Ok, the good news about this error: It tells me already that the HTTP request never was made - instead an error got thrown. The bad news about it: The debugging code wasn't prepared for a situation where no HTTP Response is present - hence the plugin crash.

I will have to push out yet another code change in order to deal with that. Odds are, however, that the error message the provider is getting back here is nothing else than the original read tcp 10.0.2.100:35668->23.22.184.182:443: read: connection reset by peer.

If time allows it, I will create v1.47.3 still today so you're able to run another test with the environment variables.

Dynatrace-Reinhard-Pilz commented 11 months ago

Hello @mattBaumBeneva, v1.47.3 has been released. Whenever you have time, please re-run with the environment variables. The provider shouldn't crash in this case anymore.

mattBaumBeneva commented 11 months ago

@Dynatrace-Reinhard-Pilz , I have emailed the entire log to your Dynatrace address (copied from our Jenkins output log).

Dynatrace-Reinhard-Pilz commented 11 months ago

Thanks a lot for the logs. I believe I found something that's worth investigating:

In our earlier ticket, where fetching the OAuth Bearer Token failed, the root cause was, if I'm not mistaken, that the Jenkins workers were not able to reach out to sso.dynatrace.com. Once that was opened up, things went back to normal.

With the resource dynatrace_automation_workflow yet another host name comes into play. As opposed to most other resources, which require to connect to https://<tenantid>.live.dynatrace.com, addressing the REST API for Gen3 functionality requires Terraform to connect to https://<tenantid>.apps.dynatrace.com.

The logs are unfortunately scattered with HTTP traffic that originates from various other resources, therefore it's not easy to spot. But with a bit of automated cross matching of expected response content it became clear, that the only requests you cannot find response content for within the logs are the ones addressing https://<tenantid>.apps.dynatrace.com (which in your case are just the workflows at the moment).

Can you check with your networking team about that theory?

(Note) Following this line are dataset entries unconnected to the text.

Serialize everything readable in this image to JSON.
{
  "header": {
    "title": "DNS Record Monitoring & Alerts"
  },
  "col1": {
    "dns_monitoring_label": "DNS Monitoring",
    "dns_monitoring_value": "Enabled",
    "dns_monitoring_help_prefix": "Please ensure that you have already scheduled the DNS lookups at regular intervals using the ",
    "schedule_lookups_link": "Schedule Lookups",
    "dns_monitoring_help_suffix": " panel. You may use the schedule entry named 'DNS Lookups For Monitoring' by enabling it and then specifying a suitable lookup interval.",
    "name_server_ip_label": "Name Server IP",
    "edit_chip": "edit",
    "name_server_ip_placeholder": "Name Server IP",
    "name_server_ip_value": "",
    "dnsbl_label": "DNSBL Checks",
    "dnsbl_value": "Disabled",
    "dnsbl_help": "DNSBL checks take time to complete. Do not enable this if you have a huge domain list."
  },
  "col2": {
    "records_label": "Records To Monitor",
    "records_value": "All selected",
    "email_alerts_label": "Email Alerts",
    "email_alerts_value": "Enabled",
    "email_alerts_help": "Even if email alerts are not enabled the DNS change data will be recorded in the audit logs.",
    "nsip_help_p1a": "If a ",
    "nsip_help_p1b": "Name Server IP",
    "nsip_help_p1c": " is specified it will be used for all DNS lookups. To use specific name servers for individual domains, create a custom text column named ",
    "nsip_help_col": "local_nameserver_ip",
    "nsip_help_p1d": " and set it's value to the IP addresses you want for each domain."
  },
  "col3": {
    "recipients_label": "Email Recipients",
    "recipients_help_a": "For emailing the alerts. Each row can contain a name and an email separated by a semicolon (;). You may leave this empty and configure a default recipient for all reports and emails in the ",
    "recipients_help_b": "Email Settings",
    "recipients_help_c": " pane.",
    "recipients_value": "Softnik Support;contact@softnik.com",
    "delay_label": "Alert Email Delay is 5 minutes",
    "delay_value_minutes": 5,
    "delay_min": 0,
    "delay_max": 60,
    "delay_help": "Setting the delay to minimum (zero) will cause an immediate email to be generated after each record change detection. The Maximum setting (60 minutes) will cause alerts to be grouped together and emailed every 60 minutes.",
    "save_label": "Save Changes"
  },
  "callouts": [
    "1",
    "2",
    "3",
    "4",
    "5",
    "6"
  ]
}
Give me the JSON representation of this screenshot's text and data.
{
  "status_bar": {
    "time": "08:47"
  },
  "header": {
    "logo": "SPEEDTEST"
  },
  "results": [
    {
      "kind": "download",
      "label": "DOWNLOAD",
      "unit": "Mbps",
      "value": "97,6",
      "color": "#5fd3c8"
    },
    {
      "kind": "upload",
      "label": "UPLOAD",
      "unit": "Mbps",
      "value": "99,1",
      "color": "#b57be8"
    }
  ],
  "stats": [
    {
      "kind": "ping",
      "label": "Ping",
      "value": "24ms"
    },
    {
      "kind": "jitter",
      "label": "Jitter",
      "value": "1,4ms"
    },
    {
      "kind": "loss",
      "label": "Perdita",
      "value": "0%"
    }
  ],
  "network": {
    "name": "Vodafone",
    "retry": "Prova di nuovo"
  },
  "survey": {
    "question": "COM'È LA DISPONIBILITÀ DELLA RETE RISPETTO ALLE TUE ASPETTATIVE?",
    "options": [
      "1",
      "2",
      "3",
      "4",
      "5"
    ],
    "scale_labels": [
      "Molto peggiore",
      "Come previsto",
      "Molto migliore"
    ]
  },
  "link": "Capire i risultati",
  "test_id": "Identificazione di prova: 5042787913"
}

mattBaumBeneva commented 11 months ago

I was able to confirm that those flows don't pass our firewall. I have requested they be allowed and I will respond here once I have been able to test. If possible, I think the provider should catch and report such errors, with the failing URL, and report them to the user (for future customers who may run into this issue).

mattBaumBeneva commented 11 months ago

@Dynatrace-Reinhard-Pilz , we have allowed these connections to pass through our firewall. This corrected the issue and we have successfully applied the test workflow above. I am closing this issue as resolved. Thanks!

Dynatrace-Reinhard-Pilz commented 11 months ago

That's good news. And yes, I'm already working on recognizing that situation automatically so it doesn't require debug logs to get turned on.